Alcuni giocatori, mandati in campo con funzioni diverse dalle loro caratteristiche, offrono un rendimento al di sotto delle loro riconosciute possibilità. L’esempio lo offrono in diversi. Improta, validissimo in un centrocampo a cinque, ma che si smarrisce se schierato da esterno d’attacco. Donnarumma che risulta sempre determinante da prima punta, diventa evanescente sui lati. Vitale, che la sua partita la fa sempre, non può essere sacrificato in marcatura pura dove, non possedendo la fase di contenimento, rimedia sovente brutte figure.

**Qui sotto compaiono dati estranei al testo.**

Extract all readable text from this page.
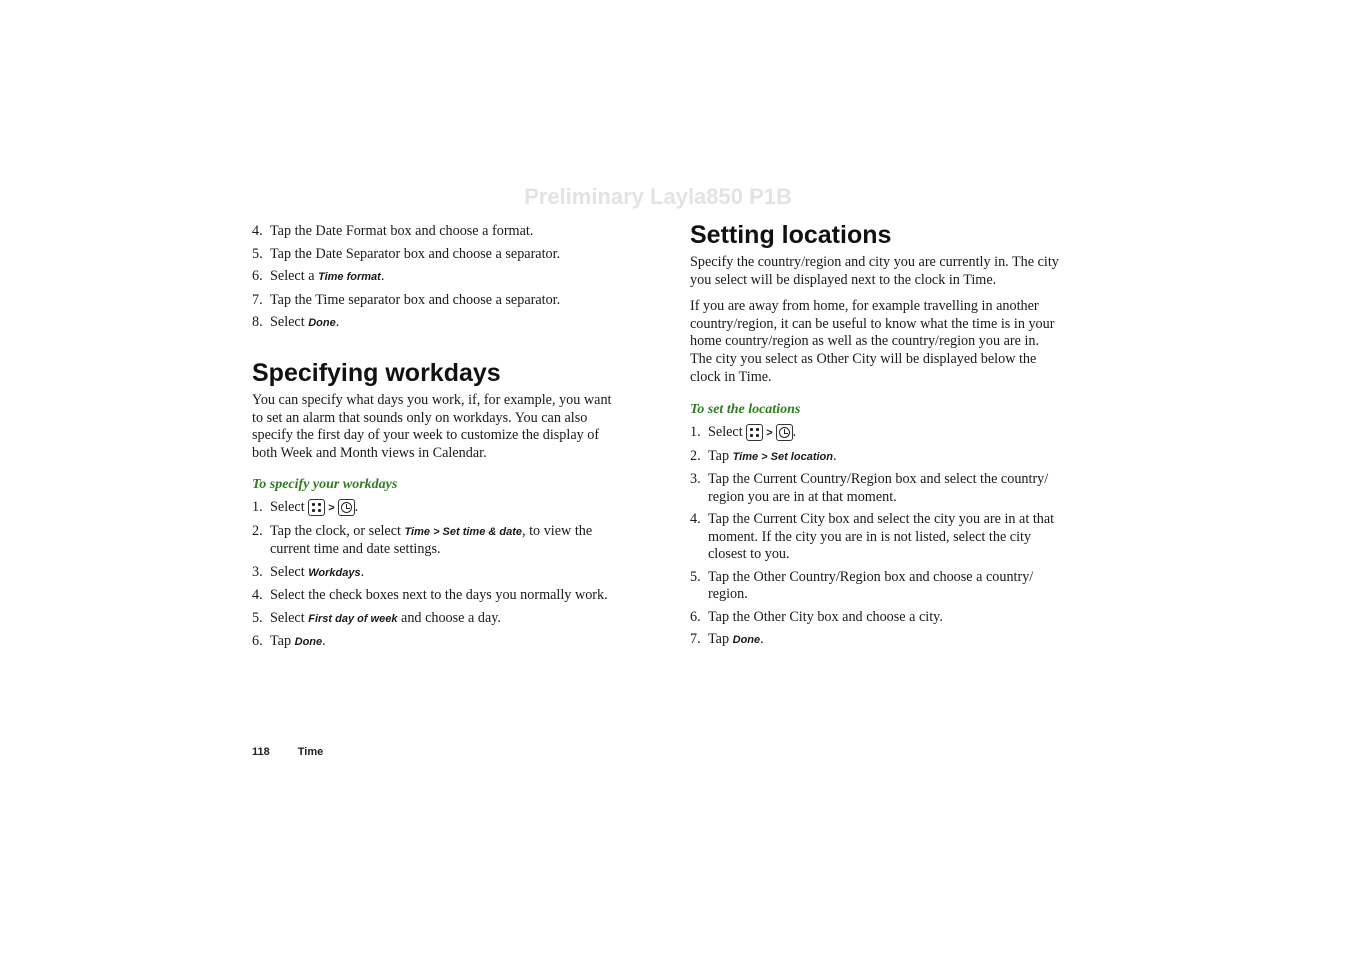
Preliminary Layla850 P1B
4. Tap the Date Format box and choose a format.
5. Tap the Date Separator box and choose a separator.
6. Select a Time format.
7. Tap the Time separator box and choose a separator.
8. Select Done.
Specifying workdays

You can specify what days you work, if, for example, you want to set an alarm that sounds only on workdays. You can also specify the first day of your week to customize the display of both Week and Month views in Calendar.

To specify your workdays
1. Select > .
2. Tap the clock, or select Time > Set time & date, to view the current time and date settings.
3. Select Workdays.
4. Select the check boxes next to the days you normally work.
5. Select First day of week and choose a day.
6. Tap Done.
Setting locations

Specify the country/region and city you are currently in. The city you select will be displayed next to the clock in Time.

If you are away from home, for example travelling in another country/region, it can be useful to know what the time is in your home country/region as well as the country/region you are in. The city you select as Other City will be displayed below the clock in Time.

To set the locations
1. Select > .
2. Tap Time > Set location.
3. Tap the Current Country/Region box and select the country/ region you are in at that moment.
4. Tap the Current City box and select the city you are in at that moment. If the city you are in is not listed, select the city closest to you.
5. Tap the Other Country/Region box and choose a country/ region.
6. Tap the Other City box and choose a city.
7. Tap Done.
118	Time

Altri che in avvio di stagione dovevano rappresentare i perni della squadra, nei  rispettivi ruoli, non risultano ancora totalmente pervenuti. Schiavi, Laverone, Della Rocca, Perico. Lo stesso Tuia, se promosso a titolare fisso, evidenzia delle carenze.

Bollini, a domanda specifica, risponde aggrappandosi a degli alibi. L’espressione dei deboli a caccia di giustificazioni. I “se” o gli “avessimo” non rimpinguano la classifica. Il rischio che con i media si possano ripetere esperienze poco piacevoli, del recente passato, è già più di una semplice sensazione. Le lacune della difesa sono rimaste tali. Il centrocampo latita. Lo conferma e lo evidenzia la bocciatura di Ronaldo, sostituito ad Avellino allo scadere del primo tempo.

Concetti ed idee sull’impostazione tattica denotano un approccio, del tecnico, poco positivo.

Il derby di Avellino appunto. Era particolarmente sentito dai supporters granata. Rappresentava una tappa determinante per ricompattare l’ambiente. Squadra e tecnici avevano l’opportunità di riconquistare anche la parte più “calda” del tifo. La vicinanza di quei 400 presenti alla rifinitura sulla “tribunetta” del Volpe rappresentava un messaggio che più esplicito non si può.

Gli ottocento tagliandi disponibili per gli spalti del Partenio, andati in esaurimento nel breve volgere di un’ora, ne sono la palese conferma. Magari ne fossero stati tremila si sarebbe verificato un esodo di massa. La prestazione non è stata pari alle premesse e la classifica del presente inizia a preoccupare. Gli umori si sono guastati. Al momento risultano tradite le stesse ambizioni di Claudio Lotito che vede allontanarsi la zona play off.

La domanda è inevitabile. Che Bollini possa essere ancora acerbo per la serie B?